1. In a mortar, pound together the chillies, shallots, lemon grass, garlic, shrimp paste, galangal, turmeric and coriander with a pestle until the mixture forms a paste.

2. Heat a wok, add the oil and swirl it around. Add the spice paste and stir-fry for 2 minutes. Pour in the water and add the kaffir lime leaves, sugar and tomatoes. Simmer for 8 - 10 minutes until most of the liquid has evaporated.

3. Add the coconut milk and prawns and cook gently, stirring, for 4 minutes until the prawns are pink. Season with lemon juice and salt to taste.

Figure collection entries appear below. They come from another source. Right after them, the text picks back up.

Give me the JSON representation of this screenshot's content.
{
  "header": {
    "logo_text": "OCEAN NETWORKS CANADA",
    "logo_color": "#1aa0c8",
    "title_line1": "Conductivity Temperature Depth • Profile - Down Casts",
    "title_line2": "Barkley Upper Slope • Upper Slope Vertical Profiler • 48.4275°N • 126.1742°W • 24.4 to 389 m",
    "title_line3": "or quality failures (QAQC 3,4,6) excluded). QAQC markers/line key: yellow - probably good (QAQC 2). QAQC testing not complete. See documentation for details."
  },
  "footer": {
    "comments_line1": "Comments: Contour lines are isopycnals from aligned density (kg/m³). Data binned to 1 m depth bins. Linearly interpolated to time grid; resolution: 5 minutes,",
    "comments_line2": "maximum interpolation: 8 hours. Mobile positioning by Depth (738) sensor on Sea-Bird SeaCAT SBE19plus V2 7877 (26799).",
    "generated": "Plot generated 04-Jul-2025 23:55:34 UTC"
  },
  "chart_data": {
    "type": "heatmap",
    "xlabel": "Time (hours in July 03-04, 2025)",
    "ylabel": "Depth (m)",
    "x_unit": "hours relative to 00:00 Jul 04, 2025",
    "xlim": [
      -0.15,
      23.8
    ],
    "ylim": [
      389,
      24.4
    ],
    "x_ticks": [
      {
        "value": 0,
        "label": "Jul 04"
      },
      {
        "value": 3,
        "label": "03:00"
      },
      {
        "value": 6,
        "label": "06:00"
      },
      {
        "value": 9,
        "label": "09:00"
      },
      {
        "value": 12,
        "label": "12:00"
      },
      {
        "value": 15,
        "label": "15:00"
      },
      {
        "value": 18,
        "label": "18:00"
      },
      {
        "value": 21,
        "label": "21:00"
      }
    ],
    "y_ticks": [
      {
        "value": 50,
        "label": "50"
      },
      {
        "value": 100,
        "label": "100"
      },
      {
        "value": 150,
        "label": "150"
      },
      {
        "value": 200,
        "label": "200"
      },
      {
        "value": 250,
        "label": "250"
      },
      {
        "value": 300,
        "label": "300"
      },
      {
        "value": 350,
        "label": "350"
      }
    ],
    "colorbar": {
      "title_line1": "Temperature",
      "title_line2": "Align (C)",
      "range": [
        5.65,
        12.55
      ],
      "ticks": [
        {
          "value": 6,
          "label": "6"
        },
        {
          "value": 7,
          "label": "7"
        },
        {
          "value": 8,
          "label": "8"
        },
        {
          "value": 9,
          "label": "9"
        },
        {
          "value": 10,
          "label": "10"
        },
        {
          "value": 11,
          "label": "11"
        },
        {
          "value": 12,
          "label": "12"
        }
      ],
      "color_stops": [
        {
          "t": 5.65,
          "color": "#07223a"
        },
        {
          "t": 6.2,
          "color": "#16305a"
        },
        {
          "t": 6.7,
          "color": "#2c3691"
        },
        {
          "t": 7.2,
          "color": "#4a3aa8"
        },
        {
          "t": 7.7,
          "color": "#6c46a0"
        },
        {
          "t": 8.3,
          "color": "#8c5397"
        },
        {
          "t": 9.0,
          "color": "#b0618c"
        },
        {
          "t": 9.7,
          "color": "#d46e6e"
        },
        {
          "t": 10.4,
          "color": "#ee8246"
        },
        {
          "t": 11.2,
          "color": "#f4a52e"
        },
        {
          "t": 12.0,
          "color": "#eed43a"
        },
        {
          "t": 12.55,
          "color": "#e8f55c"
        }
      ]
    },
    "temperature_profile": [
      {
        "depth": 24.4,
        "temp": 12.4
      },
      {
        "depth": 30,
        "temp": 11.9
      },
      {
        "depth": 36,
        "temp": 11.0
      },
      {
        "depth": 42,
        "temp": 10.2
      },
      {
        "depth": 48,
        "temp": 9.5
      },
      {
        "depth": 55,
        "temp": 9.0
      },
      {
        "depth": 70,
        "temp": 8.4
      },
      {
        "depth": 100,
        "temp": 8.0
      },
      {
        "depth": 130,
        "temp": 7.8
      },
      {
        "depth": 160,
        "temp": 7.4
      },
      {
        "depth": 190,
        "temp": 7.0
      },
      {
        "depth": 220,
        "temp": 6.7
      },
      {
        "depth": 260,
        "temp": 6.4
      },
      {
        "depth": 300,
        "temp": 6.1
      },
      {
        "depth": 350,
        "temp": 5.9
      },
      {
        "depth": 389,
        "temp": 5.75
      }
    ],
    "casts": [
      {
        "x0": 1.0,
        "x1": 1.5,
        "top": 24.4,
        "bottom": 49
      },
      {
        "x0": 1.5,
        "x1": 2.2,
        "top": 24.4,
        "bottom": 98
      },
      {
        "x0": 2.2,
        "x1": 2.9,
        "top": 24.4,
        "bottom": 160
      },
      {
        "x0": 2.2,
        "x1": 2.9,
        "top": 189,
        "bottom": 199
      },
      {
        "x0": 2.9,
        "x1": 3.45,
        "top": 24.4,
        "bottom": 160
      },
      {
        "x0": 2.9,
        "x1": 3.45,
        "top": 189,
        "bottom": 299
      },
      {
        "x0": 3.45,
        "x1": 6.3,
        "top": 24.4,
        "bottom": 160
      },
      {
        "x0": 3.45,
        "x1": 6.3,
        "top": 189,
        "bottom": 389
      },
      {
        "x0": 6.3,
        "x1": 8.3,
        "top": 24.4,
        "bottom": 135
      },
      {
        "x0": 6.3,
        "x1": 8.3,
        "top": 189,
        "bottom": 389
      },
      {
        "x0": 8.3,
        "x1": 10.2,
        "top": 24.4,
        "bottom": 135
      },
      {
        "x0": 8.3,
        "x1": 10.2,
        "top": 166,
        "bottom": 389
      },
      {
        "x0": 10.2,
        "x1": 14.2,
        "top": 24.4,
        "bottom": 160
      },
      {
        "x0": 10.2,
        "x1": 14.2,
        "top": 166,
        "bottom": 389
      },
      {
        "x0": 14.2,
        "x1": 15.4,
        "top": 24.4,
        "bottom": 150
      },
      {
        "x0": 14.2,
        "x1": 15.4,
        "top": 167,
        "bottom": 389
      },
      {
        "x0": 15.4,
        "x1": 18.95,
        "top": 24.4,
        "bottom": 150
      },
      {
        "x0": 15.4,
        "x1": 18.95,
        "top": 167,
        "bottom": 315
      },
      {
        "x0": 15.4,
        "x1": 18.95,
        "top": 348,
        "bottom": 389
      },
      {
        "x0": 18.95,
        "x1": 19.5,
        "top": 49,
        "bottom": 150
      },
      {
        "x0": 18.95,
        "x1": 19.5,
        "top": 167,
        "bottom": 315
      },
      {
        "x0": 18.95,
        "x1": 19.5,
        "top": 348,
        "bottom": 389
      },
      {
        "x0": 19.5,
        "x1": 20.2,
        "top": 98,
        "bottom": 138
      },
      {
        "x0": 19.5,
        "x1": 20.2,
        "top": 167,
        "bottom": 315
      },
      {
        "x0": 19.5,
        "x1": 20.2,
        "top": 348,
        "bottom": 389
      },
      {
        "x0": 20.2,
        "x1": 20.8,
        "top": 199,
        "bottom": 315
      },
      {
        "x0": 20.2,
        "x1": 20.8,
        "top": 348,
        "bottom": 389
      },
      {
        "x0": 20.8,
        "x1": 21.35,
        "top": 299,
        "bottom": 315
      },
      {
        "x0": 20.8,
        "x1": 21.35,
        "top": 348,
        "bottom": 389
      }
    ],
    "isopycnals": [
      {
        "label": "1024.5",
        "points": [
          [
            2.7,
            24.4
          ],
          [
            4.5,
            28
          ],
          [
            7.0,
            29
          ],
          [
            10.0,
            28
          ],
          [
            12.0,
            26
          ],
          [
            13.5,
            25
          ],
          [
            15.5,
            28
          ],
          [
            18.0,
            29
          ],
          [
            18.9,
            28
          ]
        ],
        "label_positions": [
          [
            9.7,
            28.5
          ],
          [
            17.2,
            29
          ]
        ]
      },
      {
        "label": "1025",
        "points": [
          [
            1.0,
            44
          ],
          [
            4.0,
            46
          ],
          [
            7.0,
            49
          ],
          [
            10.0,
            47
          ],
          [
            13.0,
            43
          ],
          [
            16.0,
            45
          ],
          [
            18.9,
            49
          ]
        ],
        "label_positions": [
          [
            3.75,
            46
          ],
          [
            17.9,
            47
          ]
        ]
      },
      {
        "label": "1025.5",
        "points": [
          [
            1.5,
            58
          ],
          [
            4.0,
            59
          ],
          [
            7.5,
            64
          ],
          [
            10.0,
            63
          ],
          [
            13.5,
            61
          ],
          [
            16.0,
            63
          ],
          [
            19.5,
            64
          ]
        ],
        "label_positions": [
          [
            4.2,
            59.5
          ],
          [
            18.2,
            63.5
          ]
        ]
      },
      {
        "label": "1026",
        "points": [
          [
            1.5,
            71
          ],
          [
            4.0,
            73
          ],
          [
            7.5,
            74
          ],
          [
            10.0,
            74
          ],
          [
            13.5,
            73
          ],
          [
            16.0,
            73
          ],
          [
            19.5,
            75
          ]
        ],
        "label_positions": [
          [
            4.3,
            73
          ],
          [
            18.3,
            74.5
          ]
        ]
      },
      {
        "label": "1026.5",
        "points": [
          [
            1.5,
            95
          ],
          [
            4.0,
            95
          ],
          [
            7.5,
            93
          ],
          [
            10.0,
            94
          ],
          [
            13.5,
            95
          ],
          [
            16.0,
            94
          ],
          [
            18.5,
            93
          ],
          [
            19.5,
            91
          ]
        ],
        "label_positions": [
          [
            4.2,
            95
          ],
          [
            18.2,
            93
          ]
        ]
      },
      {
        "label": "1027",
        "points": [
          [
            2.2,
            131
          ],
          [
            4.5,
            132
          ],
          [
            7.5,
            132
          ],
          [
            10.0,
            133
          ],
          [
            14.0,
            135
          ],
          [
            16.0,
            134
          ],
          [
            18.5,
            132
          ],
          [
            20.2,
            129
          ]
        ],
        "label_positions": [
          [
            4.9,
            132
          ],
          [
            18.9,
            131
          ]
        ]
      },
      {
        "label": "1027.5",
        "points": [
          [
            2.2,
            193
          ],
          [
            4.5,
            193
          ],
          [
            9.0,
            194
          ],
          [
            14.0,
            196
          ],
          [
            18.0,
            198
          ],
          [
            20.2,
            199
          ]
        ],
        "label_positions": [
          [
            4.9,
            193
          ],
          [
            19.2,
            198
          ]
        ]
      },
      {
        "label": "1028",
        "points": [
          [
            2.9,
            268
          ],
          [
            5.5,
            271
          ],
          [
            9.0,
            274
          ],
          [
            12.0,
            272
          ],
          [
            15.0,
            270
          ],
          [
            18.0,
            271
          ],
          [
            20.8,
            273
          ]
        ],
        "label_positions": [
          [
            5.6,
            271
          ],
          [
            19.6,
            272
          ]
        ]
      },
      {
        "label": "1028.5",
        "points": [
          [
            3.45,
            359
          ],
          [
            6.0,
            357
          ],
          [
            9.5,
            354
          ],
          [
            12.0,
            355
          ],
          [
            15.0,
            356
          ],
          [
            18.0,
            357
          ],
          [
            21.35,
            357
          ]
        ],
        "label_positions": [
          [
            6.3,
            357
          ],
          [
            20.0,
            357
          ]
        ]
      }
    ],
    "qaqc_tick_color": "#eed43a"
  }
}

Transfer the mixture to a warmed serving dish, garnish with the spring onions and flaked coconut and serve.

Dried shrimp paste, widely used in Southeast Asian cooking, is available from oriental food stores. Ground galangal, which is similar to ground ginger and comes from the same family, is also available from oriental food stores.